In a sick and perverse twist of fate, the waiting lists finally cleared, just when he thought it might be too late, the barriers to space had evaporated, perhaps out of pity, perhaps out of respect for all that he’d done to keep the ship on its path to destiny.
Armed men came to the Foundation hospital, ready to take him to Luna and the ship orbiting in its shadow. However, his wife’s hold on life was too brittle. Even if she wanted to go—which she still did not—her weakened body would not last the trip, even the launch up the well from Earth.
And the man was steadfast: he would not flee and leave her alone.
“Sir, we can’t protect you here. The people outside the gate are likely to break through before the ship leaves. We need to get you to the spacedrome now.”

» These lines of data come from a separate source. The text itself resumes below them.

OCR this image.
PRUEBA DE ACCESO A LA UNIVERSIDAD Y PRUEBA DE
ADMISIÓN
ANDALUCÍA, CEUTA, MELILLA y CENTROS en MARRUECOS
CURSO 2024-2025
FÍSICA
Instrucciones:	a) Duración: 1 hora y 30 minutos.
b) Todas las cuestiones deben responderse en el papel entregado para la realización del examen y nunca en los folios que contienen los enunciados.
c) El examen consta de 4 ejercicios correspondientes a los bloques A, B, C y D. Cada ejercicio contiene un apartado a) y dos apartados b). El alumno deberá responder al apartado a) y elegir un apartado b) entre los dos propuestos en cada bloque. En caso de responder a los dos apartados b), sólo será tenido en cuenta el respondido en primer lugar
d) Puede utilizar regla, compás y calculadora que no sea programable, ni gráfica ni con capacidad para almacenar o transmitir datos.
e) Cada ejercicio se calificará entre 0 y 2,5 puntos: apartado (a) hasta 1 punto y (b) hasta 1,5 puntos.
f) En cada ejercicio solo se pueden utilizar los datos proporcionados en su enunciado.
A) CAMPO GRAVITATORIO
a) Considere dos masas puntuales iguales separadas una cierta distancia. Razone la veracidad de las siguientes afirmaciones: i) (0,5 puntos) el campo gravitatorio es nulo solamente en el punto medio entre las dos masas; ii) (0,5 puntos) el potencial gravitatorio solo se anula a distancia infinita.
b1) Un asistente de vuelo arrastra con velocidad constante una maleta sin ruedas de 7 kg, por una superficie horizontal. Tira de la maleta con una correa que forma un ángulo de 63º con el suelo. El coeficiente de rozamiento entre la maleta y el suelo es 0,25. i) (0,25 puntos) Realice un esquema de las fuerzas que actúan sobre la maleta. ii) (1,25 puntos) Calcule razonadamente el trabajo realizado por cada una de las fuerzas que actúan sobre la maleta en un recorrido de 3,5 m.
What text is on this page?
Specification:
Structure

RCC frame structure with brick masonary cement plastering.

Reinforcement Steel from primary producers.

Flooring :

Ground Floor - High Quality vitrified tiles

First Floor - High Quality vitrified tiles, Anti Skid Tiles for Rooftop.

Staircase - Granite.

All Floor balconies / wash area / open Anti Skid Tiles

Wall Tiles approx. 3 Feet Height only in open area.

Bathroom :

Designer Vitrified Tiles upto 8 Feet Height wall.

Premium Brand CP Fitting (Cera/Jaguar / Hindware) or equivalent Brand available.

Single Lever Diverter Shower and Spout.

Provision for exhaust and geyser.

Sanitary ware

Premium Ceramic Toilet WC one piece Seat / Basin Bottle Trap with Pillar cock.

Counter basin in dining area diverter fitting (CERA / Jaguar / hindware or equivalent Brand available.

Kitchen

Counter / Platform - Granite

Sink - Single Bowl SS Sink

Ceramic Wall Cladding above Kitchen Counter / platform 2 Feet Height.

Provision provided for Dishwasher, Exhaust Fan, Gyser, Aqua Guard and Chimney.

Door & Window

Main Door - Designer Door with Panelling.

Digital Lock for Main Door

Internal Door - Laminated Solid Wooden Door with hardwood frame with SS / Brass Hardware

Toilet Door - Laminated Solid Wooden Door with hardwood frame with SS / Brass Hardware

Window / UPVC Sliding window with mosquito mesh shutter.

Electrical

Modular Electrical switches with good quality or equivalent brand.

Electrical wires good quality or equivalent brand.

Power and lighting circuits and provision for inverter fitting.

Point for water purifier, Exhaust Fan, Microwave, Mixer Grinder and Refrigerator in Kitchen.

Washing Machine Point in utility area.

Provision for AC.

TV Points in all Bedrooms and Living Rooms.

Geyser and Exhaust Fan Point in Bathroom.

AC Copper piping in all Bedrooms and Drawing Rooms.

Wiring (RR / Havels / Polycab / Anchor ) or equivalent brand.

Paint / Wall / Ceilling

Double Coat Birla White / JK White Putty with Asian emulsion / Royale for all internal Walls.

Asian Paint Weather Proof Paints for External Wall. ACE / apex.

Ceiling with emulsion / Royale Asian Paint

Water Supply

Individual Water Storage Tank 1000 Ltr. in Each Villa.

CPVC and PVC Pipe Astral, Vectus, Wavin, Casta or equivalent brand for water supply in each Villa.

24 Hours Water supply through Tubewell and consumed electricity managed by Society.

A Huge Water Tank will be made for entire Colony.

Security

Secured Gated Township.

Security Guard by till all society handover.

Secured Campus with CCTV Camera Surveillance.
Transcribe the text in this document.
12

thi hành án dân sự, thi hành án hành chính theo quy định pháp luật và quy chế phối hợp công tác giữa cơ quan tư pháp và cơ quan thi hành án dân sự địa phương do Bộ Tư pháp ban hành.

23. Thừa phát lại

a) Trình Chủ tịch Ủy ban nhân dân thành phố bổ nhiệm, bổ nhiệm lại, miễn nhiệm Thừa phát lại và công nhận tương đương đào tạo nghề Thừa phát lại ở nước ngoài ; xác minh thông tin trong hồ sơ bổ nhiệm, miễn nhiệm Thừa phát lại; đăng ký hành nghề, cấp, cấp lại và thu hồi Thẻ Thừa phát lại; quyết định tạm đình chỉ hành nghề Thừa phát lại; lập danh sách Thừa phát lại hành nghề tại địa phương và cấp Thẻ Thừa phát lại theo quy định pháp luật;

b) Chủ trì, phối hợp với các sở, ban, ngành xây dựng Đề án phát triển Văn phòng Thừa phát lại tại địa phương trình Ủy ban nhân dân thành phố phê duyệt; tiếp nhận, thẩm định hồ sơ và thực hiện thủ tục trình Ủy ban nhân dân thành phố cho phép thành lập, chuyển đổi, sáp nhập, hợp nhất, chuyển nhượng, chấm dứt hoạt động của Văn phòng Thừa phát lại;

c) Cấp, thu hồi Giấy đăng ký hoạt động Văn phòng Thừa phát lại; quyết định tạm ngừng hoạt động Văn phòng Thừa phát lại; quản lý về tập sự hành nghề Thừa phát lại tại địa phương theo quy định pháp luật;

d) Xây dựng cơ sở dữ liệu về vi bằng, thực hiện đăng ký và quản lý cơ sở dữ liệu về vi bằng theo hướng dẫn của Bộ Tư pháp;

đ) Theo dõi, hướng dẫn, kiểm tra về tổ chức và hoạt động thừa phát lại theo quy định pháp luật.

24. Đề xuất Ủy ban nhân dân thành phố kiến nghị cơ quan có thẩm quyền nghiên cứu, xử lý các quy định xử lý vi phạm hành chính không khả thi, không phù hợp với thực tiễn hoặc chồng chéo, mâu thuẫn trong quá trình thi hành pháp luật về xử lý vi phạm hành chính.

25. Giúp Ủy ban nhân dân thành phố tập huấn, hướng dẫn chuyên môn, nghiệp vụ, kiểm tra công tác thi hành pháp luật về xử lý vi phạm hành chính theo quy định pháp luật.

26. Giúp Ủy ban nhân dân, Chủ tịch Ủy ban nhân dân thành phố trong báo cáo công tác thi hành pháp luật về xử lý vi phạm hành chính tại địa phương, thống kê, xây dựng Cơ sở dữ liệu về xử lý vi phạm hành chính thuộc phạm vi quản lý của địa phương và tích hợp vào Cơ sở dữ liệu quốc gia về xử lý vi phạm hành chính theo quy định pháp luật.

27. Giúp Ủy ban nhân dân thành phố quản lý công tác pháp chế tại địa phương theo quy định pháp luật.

But the man sighed and shook his head. “No, go on, lieutenant. You’ve done your duty. It’s not your fault I didn’t cooperate. I’ve lived to see my dreams fulfilled. Go in peace, take the shuttle, join the others on the Ship.” He raised his hand in benediction as much as dismissal and said no more.
The soldiers left reluctantly, leaving the man and woman in the care of the hospital and trotted double-time to reach their lorry to the launch field.
The man returned to his love who lay dying, smiling as she was wont to do, even—or especially—in moments of crisis. That, as much as anything, was why he stayed.
The night of the launch drew nigh. The angry crowds knew now where he hid, and the Foundation’s perimeter security could not withstand them. They weren’t shy about their intentions as they stormed through the streets, makeshift and manufactured weapons at hand. They would not forgive him for what he did.
He had dared to convince the people with means that life in this fragile, contentious world deserved to live under the skies of another star. He dared think that human genes deserved to thrive in more than one little pond. He dared to take a portion of present riches to make a better tomorrow in which others did not believe and would never see.
From his wife’s hospital room, he watched the stardrive ignite beyond Luna. His wife followed his wet gaze toward the night sky. He wept with joy as the ship accelerated into the starry wastes beyond Sol. She wept for his willingness to stay. He need not have.
They turned to each other with silent understanding. The woman let go of her life, the man let go of her hand. The mobs were through the doors, storming up lifts and stairs to get to them now. But the man was content that he had done his best: for the Ship, for his wife, for himself, and yes, even for the men and women arriving with murder in their minds. He prayed for the safety of his starborne heirs and set down his pen, content.